Replay invokes your handler without a user gesture. A real toolbar click grants temporary activeTab permission and satisfies gesture-gated APIs (chrome.permissions.request, interactive identity.getAuthToken); a replay does not. So a handler that relies on activeTab (for example, chrome.scripting.executeScript on the active tab or captureVisibleTab) will behave differently than a real click. The result includes gesture: false, and a warning when your manifest declares activeTab. When you need true click fidelity, use chrome-devtools-mcp’s trigger_extension_action (below).

Need a genuine-gesture click? Use chrome-devtools-mcp

The two are complementary, not competing:
  • extension_open (surface: "action") — the everyday path.
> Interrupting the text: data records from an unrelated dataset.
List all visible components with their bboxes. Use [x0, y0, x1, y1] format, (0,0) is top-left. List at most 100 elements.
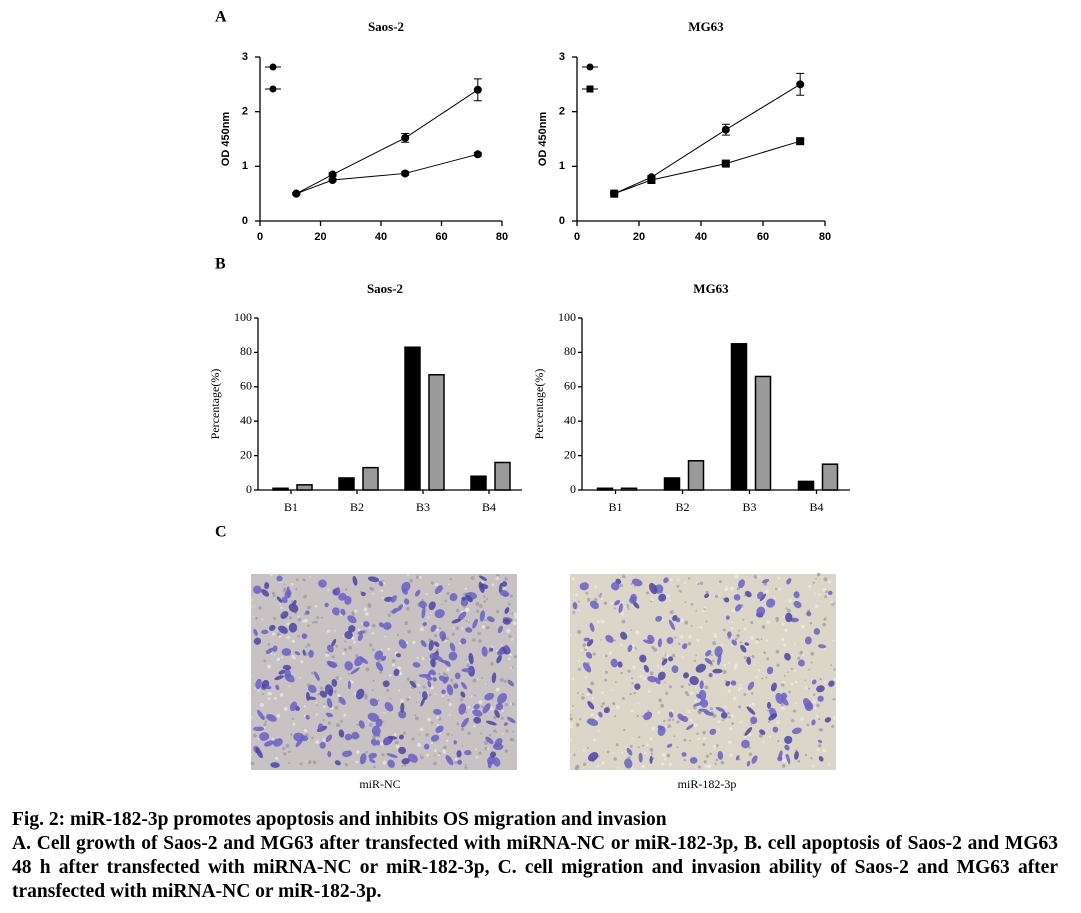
speckle — [354, 611, 356, 614]
bar — [620, 487, 638, 491]
speckle — [303, 705, 306, 708]
speckle — [365, 750, 368, 754]
speckle — [344, 763, 349, 767]
speckle — [586, 692, 590, 696]
speckle — [727, 712, 730, 715]
cell — [443, 676, 449, 684]
cell — [449, 592, 458, 602]
micrograph-bg — [570, 574, 836, 770]
speckle — [592, 652, 596, 656]
speckle — [255, 616, 258, 620]
speckle — [367, 603, 372, 607]
cell — [725, 680, 731, 687]
speckle — [276, 632, 281, 637]
speckle — [742, 618, 745, 621]
speckle — [601, 691, 604, 694]
speckle — [830, 600, 834, 604]
speckle — [714, 635, 718, 639]
speckle — [445, 637, 449, 641]
speckle — [272, 632, 276, 636]
speckle — [571, 722, 574, 725]
cell — [335, 587, 341, 595]
marker — [721, 159, 730, 168]
speckle — [304, 618, 308, 623]
cell — [473, 704, 480, 710]
bar — [730, 343, 748, 491]
speckle — [611, 689, 614, 691]
y-tick-label: 40 — [240, 413, 252, 427]
speckle — [750, 636, 754, 640]
speckle — [438, 672, 441, 676]
cell — [817, 695, 824, 702]
y-tick-label: 2 — [242, 106, 248, 118]
speckle — [582, 762, 587, 767]
speckle — [509, 666, 512, 670]
speckle — [485, 682, 488, 685]
cell — [828, 590, 833, 596]
cell — [712, 668, 723, 674]
cell — [750, 716, 758, 725]
cell — [384, 596, 393, 602]
cell — [367, 576, 380, 583]
cell — [401, 757, 410, 765]
cell — [725, 615, 730, 620]
cell — [327, 750, 332, 758]
speckle — [442, 750, 447, 754]
cell — [281, 596, 288, 604]
cell — [430, 658, 436, 668]
speckle — [575, 722, 580, 727]
speckle — [751, 655, 755, 659]
speckle — [512, 621, 517, 626]
series-line — [613, 83, 801, 195]
speckle — [272, 593, 276, 597]
speckle — [631, 677, 633, 680]
cell — [479, 610, 485, 622]
cell — [448, 651, 458, 661]
speckle — [418, 575, 422, 579]
speckle — [748, 746, 751, 749]
speckle — [584, 645, 589, 650]
cell — [432, 677, 437, 682]
speckle — [783, 675, 786, 677]
speckle — [790, 682, 794, 686]
cell — [699, 680, 704, 690]
x-tick-label: B1 — [608, 500, 622, 514]
cell — [588, 752, 599, 762]
cell — [384, 702, 394, 712]
speckle — [742, 652, 746, 656]
speckle — [705, 620, 708, 623]
marker — [796, 137, 805, 146]
speckle — [320, 616, 323, 619]
cell — [383, 737, 391, 746]
speckle — [620, 751, 624, 754]
cell — [478, 575, 488, 581]
speckle — [663, 757, 667, 761]
cell — [583, 637, 590, 642]
speckle — [668, 685, 673, 689]
cell — [261, 629, 269, 635]
speckle — [504, 577, 508, 581]
cell — [793, 591, 800, 599]
cell — [806, 611, 812, 617]
cell — [717, 751, 724, 760]
cell — [461, 596, 467, 601]
speckle — [300, 660, 304, 664]
cell — [639, 654, 647, 663]
speckle — [401, 765, 404, 767]
marker — [796, 80, 805, 89]
cell — [693, 702, 703, 707]
cell — [446, 684, 454, 696]
caption: Fig. 2: miR-182-3p promotes apoptosis an… — [12, 808, 1058, 904]
cell — [620, 631, 628, 640]
speckle — [495, 576, 500, 580]
speckle — [806, 723, 810, 727]
speckle — [343, 713, 347, 717]
speckle — [785, 607, 788, 610]
speckle — [669, 578, 673, 582]
speckle — [407, 629, 411, 634]
speckle — [509, 653, 512, 657]
speckle — [406, 573, 410, 576]
cell — [618, 603, 623, 614]
speckle — [283, 706, 288, 711]
speckle — [800, 717, 804, 721]
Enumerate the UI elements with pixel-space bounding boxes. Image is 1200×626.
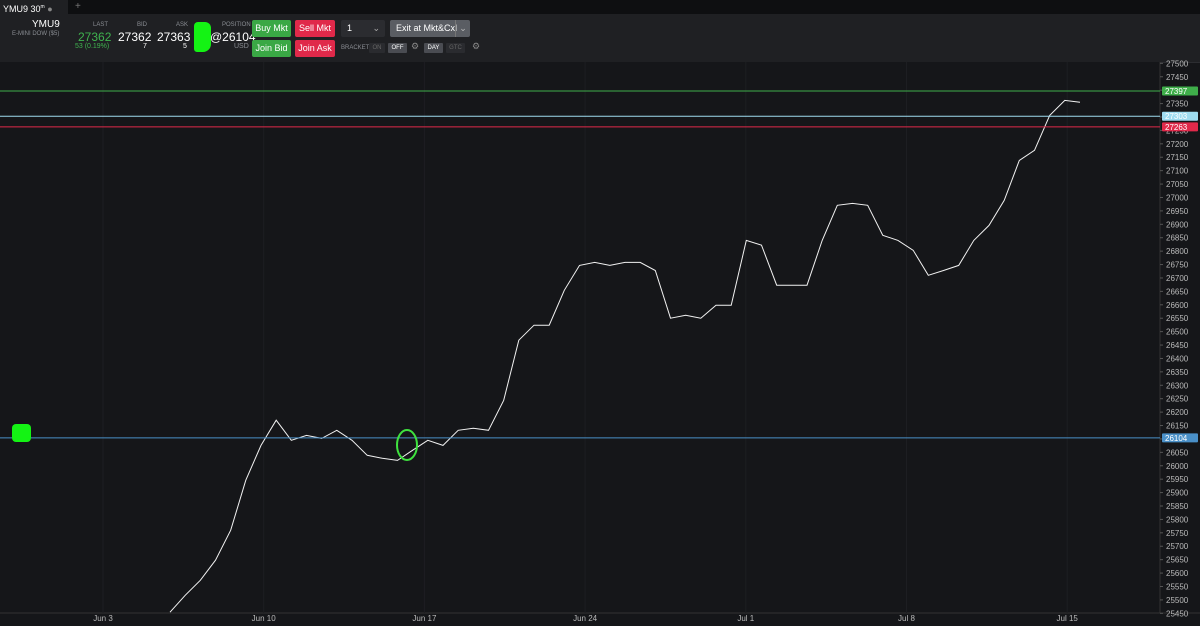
change: 53 (0.19%) xyxy=(75,43,110,50)
x-tick-label: Jul 15 xyxy=(1057,614,1079,623)
y-tick-label: 27000 xyxy=(1166,193,1189,202)
y-tick-label: 25750 xyxy=(1166,529,1189,538)
y-tick-label: 27150 xyxy=(1166,153,1189,162)
brackets-on[interactable]: ON xyxy=(369,43,385,53)
y-tick-label: 26600 xyxy=(1166,301,1189,310)
y-tick-label: 26200 xyxy=(1166,408,1189,417)
symbol: YMU9 xyxy=(32,19,60,30)
x-tick-label: Jun 3 xyxy=(93,614,113,623)
y-tick-label: 26150 xyxy=(1166,422,1189,431)
ask-size: 5 xyxy=(183,43,187,50)
y-tick-label: 26900 xyxy=(1166,220,1189,229)
y-tick-label: 26950 xyxy=(1166,207,1189,216)
y-tick-label: 27200 xyxy=(1166,140,1189,149)
y-tick-label: 26350 xyxy=(1166,368,1189,377)
tif-gtc[interactable]: GTC xyxy=(446,43,465,53)
exit-button[interactable]: Exit at Mkt&Cxl ⌄ xyxy=(390,20,470,37)
redaction xyxy=(12,424,31,442)
last-price: 27362 xyxy=(78,30,112,44)
currency: USD xyxy=(234,43,249,50)
y-tick-label: 27350 xyxy=(1166,100,1189,109)
y-tick-label: 25950 xyxy=(1166,475,1189,484)
sell-mkt-button[interactable]: Sell Mkt xyxy=(295,20,335,37)
brackets-settings[interactable]: ⚙ xyxy=(411,41,420,51)
x-tick-label: Jun 10 xyxy=(252,614,277,623)
bid-size: 7 xyxy=(143,43,147,50)
x-tick-label: Jul 1 xyxy=(737,614,754,623)
y-tick-label: 25450 xyxy=(1166,609,1189,618)
y-tick-label: 26650 xyxy=(1166,287,1189,296)
x-tick-label: Jul 8 xyxy=(898,614,915,623)
x-tick-label: Jun 24 xyxy=(573,614,598,623)
bid-label: BID xyxy=(137,22,148,28)
exit-label: Exit at Mkt&Cxl xyxy=(396,23,458,33)
y-tick-label: 27450 xyxy=(1166,73,1189,82)
y-tick-label: 25800 xyxy=(1166,515,1189,524)
plot-area xyxy=(0,62,1160,613)
description: E-MINI DOW ($5) xyxy=(12,31,60,37)
y-tick-label: 25700 xyxy=(1166,542,1189,551)
x-tick-label: Jun 17 xyxy=(412,614,437,623)
price-level-label: 27263 xyxy=(1165,123,1188,132)
y-tick-label: 25600 xyxy=(1166,569,1189,578)
y-tick-label: 26050 xyxy=(1166,448,1189,457)
buy-mkt-button[interactable]: Buy Mkt xyxy=(252,20,291,37)
y-tick-label: 25550 xyxy=(1166,582,1189,591)
y-tick-label: 26450 xyxy=(1166,341,1189,350)
price-level-tag xyxy=(1162,433,1198,443)
position: @26104 xyxy=(210,30,256,44)
price-level-tag xyxy=(1162,122,1198,132)
y-tick-label: 26250 xyxy=(1166,395,1189,404)
y-tick-label: 25650 xyxy=(1166,556,1189,565)
y-tick-label: 25900 xyxy=(1166,489,1189,498)
price-level-label: 27397 xyxy=(1165,87,1188,96)
y-tick-label: 26800 xyxy=(1166,247,1189,256)
brackets-off[interactable]: OFF xyxy=(388,43,407,53)
redaction xyxy=(194,22,211,52)
y-tick-label: 26750 xyxy=(1166,261,1189,270)
tif-settings[interactable]: ⚙ xyxy=(472,41,481,51)
price-level-tag xyxy=(1162,86,1198,96)
y-tick-label: 27100 xyxy=(1166,167,1189,176)
bid: 27362 xyxy=(118,30,152,44)
y-tick-label: 26550 xyxy=(1166,314,1189,323)
last-label: LAST xyxy=(93,22,109,28)
y-tick-label: 26400 xyxy=(1166,354,1189,363)
y-tick-label: 26850 xyxy=(1166,234,1189,243)
price-level-tag xyxy=(1162,111,1198,121)
y-tick-label: 26700 xyxy=(1166,274,1189,283)
y-tick-label: 25850 xyxy=(1166,502,1189,511)
tab-bar xyxy=(0,0,1200,14)
join-bid-button[interactable]: Join Bid xyxy=(252,40,291,57)
tab-suffix: m xyxy=(40,4,45,10)
y-tick-label: 27050 xyxy=(1166,180,1189,189)
add-tab[interactable]: + xyxy=(75,1,81,12)
quantity-input[interactable]: 1 ⌄ xyxy=(341,20,385,37)
chart-tab[interactable]: YMU9 30m ● xyxy=(0,0,68,14)
ask: 27363 xyxy=(157,30,191,44)
join-ask-button[interactable]: Join Ask xyxy=(295,40,335,57)
tif-day[interactable]: DAY xyxy=(424,43,443,53)
y-tick-label: 26000 xyxy=(1166,462,1189,471)
price-level-label: 26104 xyxy=(1165,434,1188,443)
y-tick-label: 26300 xyxy=(1166,381,1189,390)
highlight-circle xyxy=(396,429,418,461)
price-line xyxy=(169,99,1081,613)
price-level-label: 27303 xyxy=(1165,112,1188,121)
y-tick-label: 25500 xyxy=(1166,596,1189,605)
tab-symbol: YMU9 30 xyxy=(3,4,41,14)
y-tick-label: 27500 xyxy=(1166,59,1189,68)
position-label: POSITION xyxy=(222,22,251,28)
ask-label: ASK xyxy=(176,22,189,28)
quantity: 1 xyxy=(347,23,353,33)
y-tick-label: 26500 xyxy=(1166,328,1189,337)
brackets-label: BRACKETS xyxy=(341,45,374,51)
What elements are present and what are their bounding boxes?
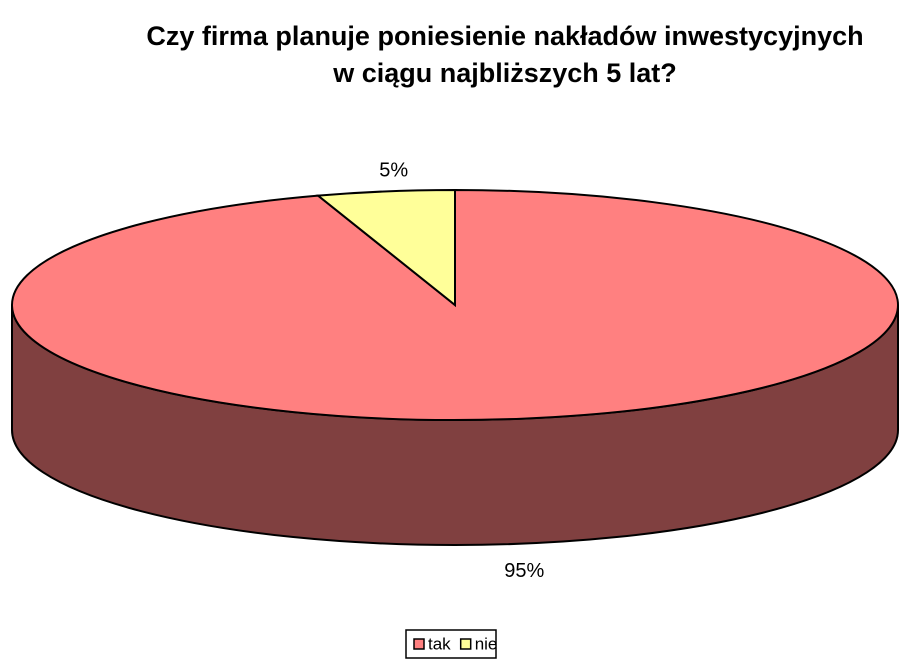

Replays the handler, cross-browser, headless, no gesture (activeTab not granted). Use it for the vast majority of handler testing.
  • chrome-devtools-mcp trigger_extension_action — a real action invocation through Puppeteer (over the supported pipe transport), so activeTab is granted exactly like a user click. Chromium only. Reach for it only when your handler genuinely depends on the gesture.
Since this page already recommends running both servers, let chrome-devtools-mcp own genuine-gesture browser driving and let Extension.js own the build-aware, cross-browser replay — no need to duplicate it. See Reload and HMR.

Safe by construction

The replay wraps are injected only into your dev build — the agent bridge is gated on a control port that exists solely during extension dev/preview, and nothing is added to a production build. The addListener wraps delegate transparently to the originals, so your extension behaves identically with or without the bridge.